Almost half my time at Georgetown has been a time of deep, resounding depression. Sophomore and junior year were some of my worst and best times at Georgetown. I have enjoyed this place, but I had given so much to people that I did not leave much for myself. An old saying sums up my experience with giving and caring for the community, “Don’t set yourself on fire to keep others warm.”
It was not until about a year ago that I learned about the beauty of self-care and how self-care is truly a radical act of resistance. When I think about my time at Georgetown, I wonder: If I had taken greater care of myself, more than I did others, what would I be like today? If I had not had those hourlong conversations in O’Donovan Hall, Lauinger Library or wherever else several times a week, would my body be more fit, my pocket fatter, or would I maybe have Latin letters next to my name on that giant diploma?
The answer? I do not know. I do know that I have gained weight, hustled hard for my money and received many bad grades. I often tell people my transcript is an alphabet soup because I have about every letter grade you can get on there. I have asked for more extensions and turned in more late papers than the average Hoya. I have used period tricks, f—ed with page margins, skipped classes and fallen asleep in them too, all for the sake of being present for other people.
While I do not regret what or whom I poured myself into during my time at Georgetown, I do regret not caring enough for myself to know when to say “No.” Those long nights and hours were important, but because those hours were precious to my whole being, they came at a cost. They came with the cost of depression, anxiety, not being able to study abroad, gaining weight — and the list goes on.
While I am not saying my commitments and loyalty to people were a direct result of my perpetual struggles, I will say that they were a catalyst and build-up of a supersonic tornado that I simply could not escape. I loved the moments I gave up to be present for my friends, but I wish I could have found the balance to love myself in those moments.
As a black woman, I am almost destined to carry the burden of others and be seen as someone who can handle more — if you do not believe me, then take an African American studies class for the receipt. I have realized over these four years how many folks have ideas of who I am and project qualities that I do not necessarily claim for myself. Slowly I have learned to deconstruct those labels and claim my identity for myself. Whether it be my Blackness, my fatness, my mental health, my faith or whatever, these identities are mine and are here for myself to deconstruct only.
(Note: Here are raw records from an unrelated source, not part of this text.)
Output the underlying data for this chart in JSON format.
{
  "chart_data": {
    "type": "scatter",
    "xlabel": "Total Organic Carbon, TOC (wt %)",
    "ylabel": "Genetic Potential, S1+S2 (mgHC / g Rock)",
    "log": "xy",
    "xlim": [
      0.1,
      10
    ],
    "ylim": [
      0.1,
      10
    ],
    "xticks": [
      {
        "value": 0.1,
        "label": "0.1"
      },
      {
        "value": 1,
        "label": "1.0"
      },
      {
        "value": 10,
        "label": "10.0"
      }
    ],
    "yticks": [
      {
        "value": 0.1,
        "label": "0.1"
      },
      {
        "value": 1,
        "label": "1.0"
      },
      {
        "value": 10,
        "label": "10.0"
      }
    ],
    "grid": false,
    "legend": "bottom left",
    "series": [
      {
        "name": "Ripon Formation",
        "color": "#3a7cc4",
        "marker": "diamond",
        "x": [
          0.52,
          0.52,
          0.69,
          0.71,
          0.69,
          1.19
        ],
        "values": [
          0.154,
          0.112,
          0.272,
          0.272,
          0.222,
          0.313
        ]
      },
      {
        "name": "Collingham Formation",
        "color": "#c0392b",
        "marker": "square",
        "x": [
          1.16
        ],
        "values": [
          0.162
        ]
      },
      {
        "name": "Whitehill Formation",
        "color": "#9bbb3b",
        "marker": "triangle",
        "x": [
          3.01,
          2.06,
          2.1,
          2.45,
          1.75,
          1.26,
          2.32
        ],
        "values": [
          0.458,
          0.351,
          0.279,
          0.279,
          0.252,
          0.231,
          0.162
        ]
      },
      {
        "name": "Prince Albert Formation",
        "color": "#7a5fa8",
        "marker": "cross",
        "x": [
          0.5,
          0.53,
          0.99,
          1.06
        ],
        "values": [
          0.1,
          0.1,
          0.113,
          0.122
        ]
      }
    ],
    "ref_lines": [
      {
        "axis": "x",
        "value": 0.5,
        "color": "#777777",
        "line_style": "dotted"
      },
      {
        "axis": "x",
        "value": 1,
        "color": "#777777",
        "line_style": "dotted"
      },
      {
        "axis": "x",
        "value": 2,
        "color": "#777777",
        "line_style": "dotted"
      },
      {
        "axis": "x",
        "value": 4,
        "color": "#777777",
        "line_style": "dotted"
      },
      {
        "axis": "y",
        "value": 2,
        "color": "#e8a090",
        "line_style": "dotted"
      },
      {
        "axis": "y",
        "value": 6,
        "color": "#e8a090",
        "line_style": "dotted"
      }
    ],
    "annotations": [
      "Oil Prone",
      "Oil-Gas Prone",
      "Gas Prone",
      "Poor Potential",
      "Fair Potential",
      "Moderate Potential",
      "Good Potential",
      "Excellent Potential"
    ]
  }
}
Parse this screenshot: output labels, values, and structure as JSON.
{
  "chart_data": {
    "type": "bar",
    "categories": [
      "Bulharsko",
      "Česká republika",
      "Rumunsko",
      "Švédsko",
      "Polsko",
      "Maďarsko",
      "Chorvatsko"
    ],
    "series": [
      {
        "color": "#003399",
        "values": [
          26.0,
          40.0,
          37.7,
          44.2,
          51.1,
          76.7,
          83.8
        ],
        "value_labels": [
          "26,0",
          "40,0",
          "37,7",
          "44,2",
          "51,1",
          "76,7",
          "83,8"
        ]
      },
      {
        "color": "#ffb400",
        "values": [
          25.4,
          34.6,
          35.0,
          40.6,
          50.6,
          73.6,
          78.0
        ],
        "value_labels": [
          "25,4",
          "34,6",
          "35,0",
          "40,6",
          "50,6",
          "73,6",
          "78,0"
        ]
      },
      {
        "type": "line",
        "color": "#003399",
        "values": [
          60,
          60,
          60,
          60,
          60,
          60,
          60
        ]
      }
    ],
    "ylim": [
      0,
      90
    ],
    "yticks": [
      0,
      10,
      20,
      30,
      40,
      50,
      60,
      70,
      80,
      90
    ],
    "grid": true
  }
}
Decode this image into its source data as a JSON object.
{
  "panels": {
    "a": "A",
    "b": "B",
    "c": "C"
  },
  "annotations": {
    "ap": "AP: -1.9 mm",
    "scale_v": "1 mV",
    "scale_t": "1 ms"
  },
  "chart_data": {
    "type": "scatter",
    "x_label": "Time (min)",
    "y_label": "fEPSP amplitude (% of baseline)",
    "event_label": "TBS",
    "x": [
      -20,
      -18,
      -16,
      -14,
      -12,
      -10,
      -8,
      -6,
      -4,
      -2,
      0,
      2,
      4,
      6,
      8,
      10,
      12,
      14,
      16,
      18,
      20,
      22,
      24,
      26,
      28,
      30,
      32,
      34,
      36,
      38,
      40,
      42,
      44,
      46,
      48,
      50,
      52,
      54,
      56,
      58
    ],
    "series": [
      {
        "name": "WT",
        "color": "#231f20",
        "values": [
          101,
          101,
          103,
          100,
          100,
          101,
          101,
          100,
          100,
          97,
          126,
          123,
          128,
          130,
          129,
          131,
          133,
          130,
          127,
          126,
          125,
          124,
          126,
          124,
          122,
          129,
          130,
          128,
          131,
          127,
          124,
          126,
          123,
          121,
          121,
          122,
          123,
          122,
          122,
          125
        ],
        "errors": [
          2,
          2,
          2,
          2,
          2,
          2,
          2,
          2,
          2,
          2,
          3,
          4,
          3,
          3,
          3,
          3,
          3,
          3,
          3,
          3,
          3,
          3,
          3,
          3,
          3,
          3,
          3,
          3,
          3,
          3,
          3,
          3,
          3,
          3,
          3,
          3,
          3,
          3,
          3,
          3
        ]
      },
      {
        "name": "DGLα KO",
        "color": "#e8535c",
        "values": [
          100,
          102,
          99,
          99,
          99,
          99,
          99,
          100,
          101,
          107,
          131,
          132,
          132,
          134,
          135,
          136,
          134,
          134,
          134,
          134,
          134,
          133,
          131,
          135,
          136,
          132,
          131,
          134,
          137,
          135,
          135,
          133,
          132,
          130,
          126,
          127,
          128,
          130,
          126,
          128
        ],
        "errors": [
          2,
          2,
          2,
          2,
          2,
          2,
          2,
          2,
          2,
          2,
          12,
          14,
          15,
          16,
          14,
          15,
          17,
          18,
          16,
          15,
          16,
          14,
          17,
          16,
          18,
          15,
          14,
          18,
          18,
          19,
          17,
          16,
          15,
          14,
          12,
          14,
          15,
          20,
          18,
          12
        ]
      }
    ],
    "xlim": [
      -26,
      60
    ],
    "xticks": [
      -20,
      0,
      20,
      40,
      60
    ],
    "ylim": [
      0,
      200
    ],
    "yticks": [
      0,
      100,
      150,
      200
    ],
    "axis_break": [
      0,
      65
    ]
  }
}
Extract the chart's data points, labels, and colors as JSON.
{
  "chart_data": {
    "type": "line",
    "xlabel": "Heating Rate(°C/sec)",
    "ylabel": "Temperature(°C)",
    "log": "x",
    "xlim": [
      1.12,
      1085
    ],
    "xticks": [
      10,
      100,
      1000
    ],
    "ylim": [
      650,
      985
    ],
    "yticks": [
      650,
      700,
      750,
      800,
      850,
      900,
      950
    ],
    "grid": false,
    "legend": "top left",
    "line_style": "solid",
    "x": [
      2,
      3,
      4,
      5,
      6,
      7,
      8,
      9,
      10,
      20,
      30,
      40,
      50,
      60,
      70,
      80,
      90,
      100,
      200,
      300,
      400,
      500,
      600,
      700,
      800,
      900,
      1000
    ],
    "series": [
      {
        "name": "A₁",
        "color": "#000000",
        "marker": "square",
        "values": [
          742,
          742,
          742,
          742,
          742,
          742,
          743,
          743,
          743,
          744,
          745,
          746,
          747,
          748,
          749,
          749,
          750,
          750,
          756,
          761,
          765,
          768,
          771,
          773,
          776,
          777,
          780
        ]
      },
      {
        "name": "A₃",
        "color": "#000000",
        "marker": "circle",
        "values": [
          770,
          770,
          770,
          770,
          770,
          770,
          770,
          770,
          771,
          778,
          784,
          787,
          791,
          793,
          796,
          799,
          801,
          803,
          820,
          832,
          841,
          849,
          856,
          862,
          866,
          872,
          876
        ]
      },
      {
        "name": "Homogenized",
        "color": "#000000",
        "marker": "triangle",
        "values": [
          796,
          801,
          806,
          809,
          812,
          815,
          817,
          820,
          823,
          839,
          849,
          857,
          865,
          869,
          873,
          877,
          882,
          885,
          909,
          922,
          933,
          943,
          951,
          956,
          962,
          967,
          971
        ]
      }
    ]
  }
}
That is why I see self-care as an act of resistance. I am now choosing to take care of myself, whatever the circumstance. In a world where I am told that I am not worth the time, worth taking care of or worth loving, I now resist these notions.
If I could talk to my past self, I would tell her to give a little less to others and give more to herself. Because if I am not here for myself there is no possible way I can be present for other people in my life, especially those whom I love. It is perfectly okay to give, discover and grow in ways that you may have never imagined before, but remember to always keep yourself at the center. The phenomenal Shiva Subbaraman, director of the LGBTQ Resource Center, said something I will never forget at this year’s Lavender Graduation: “Go where the silences are, draw brave maps, grow some wild things.” And, if I might add, take care of yourself in the process.
Crystal Walker is a senior in the School of Foreign Service.